Temi e analisi, come ognuno vede, non particolarmente originali. È la miscela, anche dal punto di vista stilistico, a fare la differenza. C’è un pizzico (voluto) di feuilleton – lei che vende i fiori, memoria letteraria e cinefila che si sovrappongono; c’è uno sguardo anche sociale – l’immigrata, anzitutto, ma anche il tossicodipendente o i vicini disoccupati che ogni tanto fanno capolino nella storia (vanno a vedere nella casa di lei l’unica tv del palazzo: do you remember?); c’è un’attenzione vera alla realtà cittadina e alle sue tante contraddizioni (Dublino, sfondo ideale per una vicenda come questa). Quel che però conta – e fa di questa pellicola un’opera interessante – è la capacità di ritrarre i temperamenti dei due musicisti, di alludere in modo lieve, senza schematismi, con uno stile volutamente dimesso, a tratti anche sorridendo, alle loro emozioni, ai loro pudori. Non fosse per questa tonalità, potremmo dire che siamo dalle parti del più cattivello Kaurismaki.

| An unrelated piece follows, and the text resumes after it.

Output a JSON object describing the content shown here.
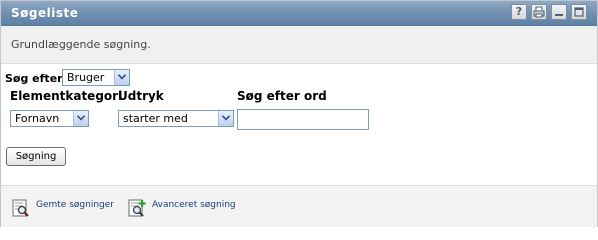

Qui ci porterebbero la narrazione che procede per sottrazione e per dettagli, le sfumature talvolta veramente minime che spesso non trovano parole, i raccordi sullo sguardo dei protagonisti e i numerosi primi piani senza altro commento che quello musicale. Del resto la musica è in questo film assai più che uno strumento. È apertura emotiva, si fa racconto autobiografico, passando con disinvoltura dall’essere dentro la scena (quando i due suonano) all’essere commento esterno.